AstraZeneca said Thursday that third-quarter profit jumped 32 percent year-over-year to $1 billion, boosted by a one-off tax gain of $453 million, while revenue slipped 4 percent to $5.7 billion, missing analyst forecasts of $5.9 billion. The company noted that product sales in the three-month period dropped 14 percent to $5 billion, while externalisation revenue reached $674 million.
CEO Pascal Soriot remarked "the performance...was in line with our expectations, reflecting the transitional impact from the first full quarter of generic competition to Crestor in the US." Sales of the product, which lost patent protection in the US on July 8, plummeted 44 percent versus the year-ago period to $688 million.
According to AstraZeneca, sales from growth platforms reached $3.6 billion in the quarter, up 3 percent on a constant exchange rate basis, driven by revenue from Brilinta, which surged 22 percent to $208 million. However, for the company's other growth platforms, sales in emerging markets declined 2 percent to $1.4 billion, with revenue from respiratory products dropping 8 percent to $1.1 billion.
Meanwhile, sales of Symbicort dropped 18 percent to $697 million, with revenue from Nexium slumping 20 percent to $516 million. Further, overall sales of oncology drugs climbed 19 percent to $867 million, driven by the introduction of the lung cancer therapy Tagrisso, which posted revenue of $133 million, and the ovarian cancer treatment Lynparza, which reached $58 million.

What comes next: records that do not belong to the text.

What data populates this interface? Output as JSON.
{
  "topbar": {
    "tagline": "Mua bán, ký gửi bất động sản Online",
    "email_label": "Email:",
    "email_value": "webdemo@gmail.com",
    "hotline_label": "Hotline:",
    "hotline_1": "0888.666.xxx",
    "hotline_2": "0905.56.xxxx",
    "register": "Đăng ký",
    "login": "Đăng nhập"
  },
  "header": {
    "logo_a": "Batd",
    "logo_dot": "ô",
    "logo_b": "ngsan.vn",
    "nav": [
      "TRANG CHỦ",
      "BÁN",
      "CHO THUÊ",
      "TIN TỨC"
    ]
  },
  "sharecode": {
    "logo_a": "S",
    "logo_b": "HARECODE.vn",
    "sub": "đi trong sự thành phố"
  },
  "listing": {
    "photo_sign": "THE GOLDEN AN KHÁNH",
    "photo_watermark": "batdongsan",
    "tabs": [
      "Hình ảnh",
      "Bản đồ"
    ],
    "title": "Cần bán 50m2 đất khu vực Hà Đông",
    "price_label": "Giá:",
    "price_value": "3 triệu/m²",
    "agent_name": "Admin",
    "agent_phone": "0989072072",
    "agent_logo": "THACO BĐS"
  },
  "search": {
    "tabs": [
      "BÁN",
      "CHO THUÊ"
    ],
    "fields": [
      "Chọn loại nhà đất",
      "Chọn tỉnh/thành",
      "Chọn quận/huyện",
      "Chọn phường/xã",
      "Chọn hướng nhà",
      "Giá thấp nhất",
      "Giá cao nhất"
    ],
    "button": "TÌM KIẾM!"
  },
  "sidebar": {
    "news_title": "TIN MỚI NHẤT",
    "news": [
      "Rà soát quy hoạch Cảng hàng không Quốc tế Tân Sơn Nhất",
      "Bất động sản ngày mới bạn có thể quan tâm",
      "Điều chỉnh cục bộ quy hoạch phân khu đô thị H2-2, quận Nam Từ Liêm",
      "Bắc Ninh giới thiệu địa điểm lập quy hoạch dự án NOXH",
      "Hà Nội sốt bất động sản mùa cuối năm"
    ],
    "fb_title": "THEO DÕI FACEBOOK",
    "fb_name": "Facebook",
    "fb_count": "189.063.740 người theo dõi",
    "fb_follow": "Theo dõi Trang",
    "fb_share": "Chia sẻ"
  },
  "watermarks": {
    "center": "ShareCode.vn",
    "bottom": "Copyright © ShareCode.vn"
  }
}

For the full year, AstraZeneca confirmed its forecast of a low to mid single-digit percentage decline in both revenue and core earnings per share at constant exchange rates.
Soriot suggested that the election of Donald Trump as US President wouldn't alleviate pressure on drug prices in the country, adding that it is too early to predict how a repeal or substantial modification of the Affordable Care Act, or Obamacare, would affect the industry (for related analysis, read ViewPoints: Careful what you wish for – Trump policies not all rainbows and butterflies for drug industry). "The US marketplace has always been [one] that supports innovation and new differentiated medicines," Soriot remarked, adding "we hope it will remain the same."
AstraZeneca also disclosed Thursday that it will not seek approval of its PD-L1 inhibitor durvalumab in head and neck cancer based on Phase II study results. The company cited "recent changes in the...competitive landscape," including the FDA approval of Merck & Co.'s anti-PD-1 therapy Keytruda (pembrolizumab) in August for the treatment of patients with recurrent or metastatic head and neck squamous cell carcinoma with disease progression on or after platinum-containing chemotherapy.